En resumen, un cierto caos urbanístico completo; con edificios y alturas que nada tienen que ver con la realidad de su entorno ni los barrios afectados; un ejemplo más de modernidad semiótico-política; un modelo de urbe en la que los constructores fueron quienes se ocuparon realmente de diseñar una ciudad que si algo no tiene, salvo en determinados barrios históricos salvados del derrumbe por presión popular, es diseño y orden y sí mucha especulación. Lo normal para el momento etílico de burbuja o botellón burbujeante.
Ya lo advertía y enseñaba de forma gráfica y racional el arquitecto Juan José Estellés y su escuela cuando hablaban de un modelo de ciudad radial y el modo de su lógico crecimiento. Sin embargo, no recuerdo debate alguno sobre el futuro más cercano o las inquietudes de urbanistas y arquitectos en crear un nuevo diseño que identifique y ordene. Estaría bien abrir ese análisis. Al menos quedaría constancia. Aún se recuerda el debate del Jardín del Turia, esa maravilla que igual no existiría si no fuera por presión social. Pero por aquí aún se ponen algunos nerviosos por intentar encontrar una ciudad urbana. No interesa si no es manejado por vividores de todo lo que se les ponga por delante y se consideren urbanistas de una ciudad amable.
Un ejemplo de ese desmán urbanístico, artístico y arquitectónico es la forma en que ha crecido la ciudad. Hasta ahora, el Ayuntamiento de Valencia era capaz de tolerar que cualquiera que pasara por caja tenía potestad para decidir dónde podía situar una escultura pública o una obra monumental si era de pago propio o de algún familiar o amigo. Así se ganaba la condición de artista de élite.

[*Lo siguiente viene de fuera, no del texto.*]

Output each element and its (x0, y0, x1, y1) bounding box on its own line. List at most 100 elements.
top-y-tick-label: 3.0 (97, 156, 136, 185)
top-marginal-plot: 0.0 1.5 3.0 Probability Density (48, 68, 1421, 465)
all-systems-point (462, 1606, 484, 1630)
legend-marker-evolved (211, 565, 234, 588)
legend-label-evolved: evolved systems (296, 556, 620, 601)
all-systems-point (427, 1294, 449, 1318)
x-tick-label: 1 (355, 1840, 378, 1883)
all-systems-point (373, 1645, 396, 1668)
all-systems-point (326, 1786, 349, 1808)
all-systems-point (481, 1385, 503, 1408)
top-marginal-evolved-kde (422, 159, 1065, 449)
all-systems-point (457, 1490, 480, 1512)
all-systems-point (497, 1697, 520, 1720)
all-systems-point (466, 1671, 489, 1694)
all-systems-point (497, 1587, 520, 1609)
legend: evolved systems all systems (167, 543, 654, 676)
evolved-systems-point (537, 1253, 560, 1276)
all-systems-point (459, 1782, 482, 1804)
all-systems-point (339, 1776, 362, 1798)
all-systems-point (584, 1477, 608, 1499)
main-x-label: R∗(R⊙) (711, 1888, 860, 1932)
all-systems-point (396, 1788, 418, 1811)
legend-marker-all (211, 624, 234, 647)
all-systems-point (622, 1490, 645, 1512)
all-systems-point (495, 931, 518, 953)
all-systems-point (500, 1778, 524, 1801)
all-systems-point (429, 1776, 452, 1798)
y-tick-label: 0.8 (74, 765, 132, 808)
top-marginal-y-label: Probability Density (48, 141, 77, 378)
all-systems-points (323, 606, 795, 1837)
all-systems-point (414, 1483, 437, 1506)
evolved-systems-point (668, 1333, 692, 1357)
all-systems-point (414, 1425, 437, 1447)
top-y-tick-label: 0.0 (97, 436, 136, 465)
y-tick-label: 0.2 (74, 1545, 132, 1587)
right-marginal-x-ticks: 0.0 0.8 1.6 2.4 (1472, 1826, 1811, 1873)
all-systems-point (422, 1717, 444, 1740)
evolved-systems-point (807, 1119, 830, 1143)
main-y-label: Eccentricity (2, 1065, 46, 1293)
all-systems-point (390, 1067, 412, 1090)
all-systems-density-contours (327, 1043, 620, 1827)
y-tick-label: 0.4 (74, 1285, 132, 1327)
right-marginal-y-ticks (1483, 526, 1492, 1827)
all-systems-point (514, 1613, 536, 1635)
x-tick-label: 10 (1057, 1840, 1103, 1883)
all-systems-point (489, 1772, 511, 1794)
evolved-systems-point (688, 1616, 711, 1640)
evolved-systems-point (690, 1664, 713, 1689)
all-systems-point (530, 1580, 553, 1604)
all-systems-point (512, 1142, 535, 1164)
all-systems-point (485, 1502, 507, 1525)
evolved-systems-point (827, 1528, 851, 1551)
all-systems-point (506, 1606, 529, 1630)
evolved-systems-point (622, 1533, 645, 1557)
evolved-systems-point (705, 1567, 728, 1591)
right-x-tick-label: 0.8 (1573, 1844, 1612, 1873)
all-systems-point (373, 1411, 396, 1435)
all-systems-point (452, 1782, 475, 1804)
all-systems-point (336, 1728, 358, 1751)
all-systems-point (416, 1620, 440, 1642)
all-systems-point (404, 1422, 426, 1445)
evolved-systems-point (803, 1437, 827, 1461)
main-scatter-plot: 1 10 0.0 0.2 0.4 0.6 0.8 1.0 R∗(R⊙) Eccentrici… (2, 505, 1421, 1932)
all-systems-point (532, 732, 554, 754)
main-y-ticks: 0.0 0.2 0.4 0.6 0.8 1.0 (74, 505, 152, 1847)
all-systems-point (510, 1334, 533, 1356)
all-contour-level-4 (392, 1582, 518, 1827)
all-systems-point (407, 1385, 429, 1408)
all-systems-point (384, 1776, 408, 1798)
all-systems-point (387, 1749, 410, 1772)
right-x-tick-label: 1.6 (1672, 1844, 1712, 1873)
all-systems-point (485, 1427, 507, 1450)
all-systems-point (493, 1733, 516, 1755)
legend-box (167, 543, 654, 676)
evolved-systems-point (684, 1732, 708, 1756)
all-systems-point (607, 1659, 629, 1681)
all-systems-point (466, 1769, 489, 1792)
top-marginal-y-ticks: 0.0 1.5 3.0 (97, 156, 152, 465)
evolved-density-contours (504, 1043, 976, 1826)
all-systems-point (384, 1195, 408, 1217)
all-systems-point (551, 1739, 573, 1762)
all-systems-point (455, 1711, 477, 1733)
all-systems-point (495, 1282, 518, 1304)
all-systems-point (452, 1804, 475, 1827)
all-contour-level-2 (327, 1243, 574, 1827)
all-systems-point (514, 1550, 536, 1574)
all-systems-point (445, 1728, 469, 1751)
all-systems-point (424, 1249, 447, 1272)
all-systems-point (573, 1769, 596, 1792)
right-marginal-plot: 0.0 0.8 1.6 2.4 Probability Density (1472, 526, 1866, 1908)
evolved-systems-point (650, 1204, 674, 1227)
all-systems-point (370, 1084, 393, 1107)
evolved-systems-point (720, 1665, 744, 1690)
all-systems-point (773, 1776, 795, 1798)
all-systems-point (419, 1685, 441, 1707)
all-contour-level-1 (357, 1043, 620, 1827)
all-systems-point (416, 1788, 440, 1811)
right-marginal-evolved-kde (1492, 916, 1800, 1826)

Por ello tenemos unos anzuelos surrealistas -eso corresponde al Ministerio de Obras Públicas socialista, como las cabrás en la circunvalación, ¡Dios, qué horror!- un homenaje a Ausiàs March en una medianera de salida hacia Alicante o una imposible sucesión de esculturas repartidas por el último tramo del jardín Turia y sus alrededores, obra de artistas de dudoso gusto y puestas allí sin criterio estético. Por no hablar de la pieza de Ripollés que se pagó a precio de oro para San Miguel de los Reyes por capricho y “voluntarismo político” -200.000 euracos- e incluso permaneció allí un tiempo, y que actualmente ocupa un espacio básico del paseo de la ampliación de la avenida de La Alameda para sorpresa de los visitantes que entran a la ciudad por Cardenal Benlloch. Todo es casi tan contradictorio como poder saber que en la plaza de Teodoro Llorente, el poeta de la Renaixença, lo que domina es un monumento al pintor Ribera, obra de Mariano Benlliure. Somos así. Incombustibles.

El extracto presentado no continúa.